Lamivudine/zidovudine in children and adolescents weighing ≥30 kg: 1 tablet (lamivudine 150 mg and zidovudine 300 mg) twice daily.
Abacavir/lamivudine/zidovudine in children and adolescents weighing ≥40 kg: 1 tablet (abacavir 300 mg, lamivudine 150 mg, and zidovudine 300 mg) twice daily.
Prevention of Perinatal HIV Transmission
Prophylaxis in Neonates Born to HIV-infected Women
OralPremature neonates (gestational age <30 weeks): 2 mg/kg twice daily initiated as soon as possible after birth (within 6–12 hours); increase to 3 mg/kg twice daily at 4 weeks of age and continue until 4–6 weeks of age.

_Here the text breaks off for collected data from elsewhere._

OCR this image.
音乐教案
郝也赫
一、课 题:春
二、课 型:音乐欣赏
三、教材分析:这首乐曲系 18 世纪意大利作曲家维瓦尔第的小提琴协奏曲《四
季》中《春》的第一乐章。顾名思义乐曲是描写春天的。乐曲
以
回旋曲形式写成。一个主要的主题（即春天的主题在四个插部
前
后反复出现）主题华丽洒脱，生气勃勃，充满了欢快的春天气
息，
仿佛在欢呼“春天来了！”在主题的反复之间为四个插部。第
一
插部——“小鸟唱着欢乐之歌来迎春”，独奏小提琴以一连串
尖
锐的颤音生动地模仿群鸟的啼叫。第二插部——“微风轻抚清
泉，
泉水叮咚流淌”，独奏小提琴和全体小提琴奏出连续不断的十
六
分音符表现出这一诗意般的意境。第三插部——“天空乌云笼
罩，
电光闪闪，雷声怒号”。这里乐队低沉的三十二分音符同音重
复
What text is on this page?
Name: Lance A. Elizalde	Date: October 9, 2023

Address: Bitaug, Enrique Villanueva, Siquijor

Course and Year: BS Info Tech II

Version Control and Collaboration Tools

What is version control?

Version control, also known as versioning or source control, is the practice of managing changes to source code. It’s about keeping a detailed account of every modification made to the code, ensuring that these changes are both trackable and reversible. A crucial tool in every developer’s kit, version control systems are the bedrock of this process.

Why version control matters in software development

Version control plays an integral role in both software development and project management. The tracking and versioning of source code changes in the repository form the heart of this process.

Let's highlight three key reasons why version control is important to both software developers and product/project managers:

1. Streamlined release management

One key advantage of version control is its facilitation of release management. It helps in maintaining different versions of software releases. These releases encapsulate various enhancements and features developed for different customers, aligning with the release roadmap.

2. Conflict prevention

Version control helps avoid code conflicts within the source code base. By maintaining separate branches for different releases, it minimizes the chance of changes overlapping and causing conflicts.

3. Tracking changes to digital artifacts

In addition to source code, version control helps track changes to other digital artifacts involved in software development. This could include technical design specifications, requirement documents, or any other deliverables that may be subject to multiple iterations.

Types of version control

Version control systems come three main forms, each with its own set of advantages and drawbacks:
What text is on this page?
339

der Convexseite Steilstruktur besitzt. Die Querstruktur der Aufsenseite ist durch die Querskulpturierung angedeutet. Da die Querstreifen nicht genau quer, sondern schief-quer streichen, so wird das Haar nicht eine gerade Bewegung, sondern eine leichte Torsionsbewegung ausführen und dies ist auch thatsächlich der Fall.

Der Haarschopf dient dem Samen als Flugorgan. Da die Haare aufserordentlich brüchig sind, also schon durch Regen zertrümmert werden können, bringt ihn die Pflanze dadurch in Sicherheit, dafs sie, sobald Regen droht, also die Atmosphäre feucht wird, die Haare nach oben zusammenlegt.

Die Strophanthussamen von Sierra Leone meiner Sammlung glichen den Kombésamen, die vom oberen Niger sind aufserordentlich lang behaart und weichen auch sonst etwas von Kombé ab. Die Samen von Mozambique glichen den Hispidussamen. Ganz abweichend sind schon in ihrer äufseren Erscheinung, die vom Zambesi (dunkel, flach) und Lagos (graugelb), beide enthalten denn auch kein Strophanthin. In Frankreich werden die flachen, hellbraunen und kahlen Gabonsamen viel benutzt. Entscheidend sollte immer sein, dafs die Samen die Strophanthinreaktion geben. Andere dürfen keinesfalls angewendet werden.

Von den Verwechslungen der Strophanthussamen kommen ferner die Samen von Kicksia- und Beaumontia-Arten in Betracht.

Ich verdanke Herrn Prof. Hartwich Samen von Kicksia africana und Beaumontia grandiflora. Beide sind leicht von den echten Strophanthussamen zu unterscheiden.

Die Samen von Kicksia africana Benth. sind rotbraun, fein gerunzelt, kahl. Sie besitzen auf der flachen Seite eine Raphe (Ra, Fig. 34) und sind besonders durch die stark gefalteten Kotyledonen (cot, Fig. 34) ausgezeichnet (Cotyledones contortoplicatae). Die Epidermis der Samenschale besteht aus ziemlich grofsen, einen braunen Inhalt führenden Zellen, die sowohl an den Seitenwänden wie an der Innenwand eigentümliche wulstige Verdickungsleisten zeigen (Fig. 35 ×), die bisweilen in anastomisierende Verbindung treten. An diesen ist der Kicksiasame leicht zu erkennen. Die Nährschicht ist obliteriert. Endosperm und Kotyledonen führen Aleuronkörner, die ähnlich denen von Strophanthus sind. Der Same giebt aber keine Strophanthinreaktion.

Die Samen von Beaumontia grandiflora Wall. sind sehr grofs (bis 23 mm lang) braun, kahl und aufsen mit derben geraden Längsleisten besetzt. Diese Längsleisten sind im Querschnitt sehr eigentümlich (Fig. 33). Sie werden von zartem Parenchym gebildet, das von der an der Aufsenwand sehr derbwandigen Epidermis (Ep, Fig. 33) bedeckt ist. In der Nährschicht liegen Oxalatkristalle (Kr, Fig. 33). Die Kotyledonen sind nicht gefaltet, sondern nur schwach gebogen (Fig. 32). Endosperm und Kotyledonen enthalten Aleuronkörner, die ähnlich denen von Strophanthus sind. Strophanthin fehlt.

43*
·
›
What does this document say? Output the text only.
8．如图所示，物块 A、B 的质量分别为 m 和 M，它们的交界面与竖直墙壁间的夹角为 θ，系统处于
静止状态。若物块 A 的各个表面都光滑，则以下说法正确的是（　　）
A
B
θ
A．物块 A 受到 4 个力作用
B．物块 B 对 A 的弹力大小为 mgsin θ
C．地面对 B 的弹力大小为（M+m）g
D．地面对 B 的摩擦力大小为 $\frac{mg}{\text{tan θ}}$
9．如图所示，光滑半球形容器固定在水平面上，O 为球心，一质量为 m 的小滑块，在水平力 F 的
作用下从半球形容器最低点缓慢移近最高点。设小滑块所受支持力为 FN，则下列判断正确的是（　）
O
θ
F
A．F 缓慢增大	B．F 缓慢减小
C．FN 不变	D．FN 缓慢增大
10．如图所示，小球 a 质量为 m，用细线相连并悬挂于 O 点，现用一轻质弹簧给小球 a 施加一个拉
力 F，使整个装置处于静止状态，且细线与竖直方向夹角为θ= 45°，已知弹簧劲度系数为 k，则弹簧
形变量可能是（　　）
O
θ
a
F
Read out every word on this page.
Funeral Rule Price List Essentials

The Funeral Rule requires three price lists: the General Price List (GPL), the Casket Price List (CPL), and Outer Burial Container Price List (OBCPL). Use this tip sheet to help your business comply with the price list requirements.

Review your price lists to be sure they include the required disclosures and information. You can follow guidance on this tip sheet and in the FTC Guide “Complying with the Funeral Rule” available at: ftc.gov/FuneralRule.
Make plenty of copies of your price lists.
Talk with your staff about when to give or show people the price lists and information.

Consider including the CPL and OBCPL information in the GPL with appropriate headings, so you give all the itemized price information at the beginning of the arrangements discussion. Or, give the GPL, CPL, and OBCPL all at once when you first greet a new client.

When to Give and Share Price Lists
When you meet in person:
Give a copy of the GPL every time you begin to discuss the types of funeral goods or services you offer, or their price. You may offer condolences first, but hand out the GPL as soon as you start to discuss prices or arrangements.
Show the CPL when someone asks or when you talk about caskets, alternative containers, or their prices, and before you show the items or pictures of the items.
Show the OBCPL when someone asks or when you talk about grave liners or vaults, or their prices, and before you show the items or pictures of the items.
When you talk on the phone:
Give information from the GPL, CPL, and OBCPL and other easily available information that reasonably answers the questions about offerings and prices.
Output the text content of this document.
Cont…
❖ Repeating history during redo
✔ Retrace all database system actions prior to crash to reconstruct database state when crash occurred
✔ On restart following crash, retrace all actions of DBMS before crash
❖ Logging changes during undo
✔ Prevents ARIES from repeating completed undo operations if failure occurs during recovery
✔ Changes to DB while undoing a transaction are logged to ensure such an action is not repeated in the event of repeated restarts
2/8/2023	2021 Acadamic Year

Premature neonates (gestational age 30 to <35 weeks): 2 mg/kg twice daily initiated as soon as possible after birth (within 6–12 hours); increase to 3 mg/kg twice daily at 2 weeks of age and continue until 4–6 weeks of age.
Full-term neonates (gestational age ≥35 weeks): 4 mg/kg twice daily initiated as soon as possible after birth (within 6–12 hours); continue until 4–6 weeks of age. Alternatively, when simplified weight-based dosage of oral solution containing 10 mg/mL used, experts recommend 10 mg (1 mL) twice daily in those weighing 2 to <3 kg, 15 mg (1.5 mL) twice daily in those weighing 3 to <4 kg, and 20 mg (2 mL) twice daily in those weighing 4 to <5 kg.
Neonates: Manufacturer recommends 2 mg/kg every 6 hours initiated within 12 hours of birth and continued through 6 weeks of age.
Although 4-week zidovudine prophylaxis regimen may be used alone in HIV-exposed neonates at low risk of HIV acquisition (i.e., infants born to mothers who were receiving a recommended multiple-drug antiretroviral regimen during pregnancy with sustained viral suppression near delivery and no concerns related to maternal adherence to the treatment regimen), 6-week zidovudine prophylaxis regimen used in conjunction with a 3-dose nevirapine prophylaxis regimen (2-drug prophylaxis regimen) recommended for those at higher risk.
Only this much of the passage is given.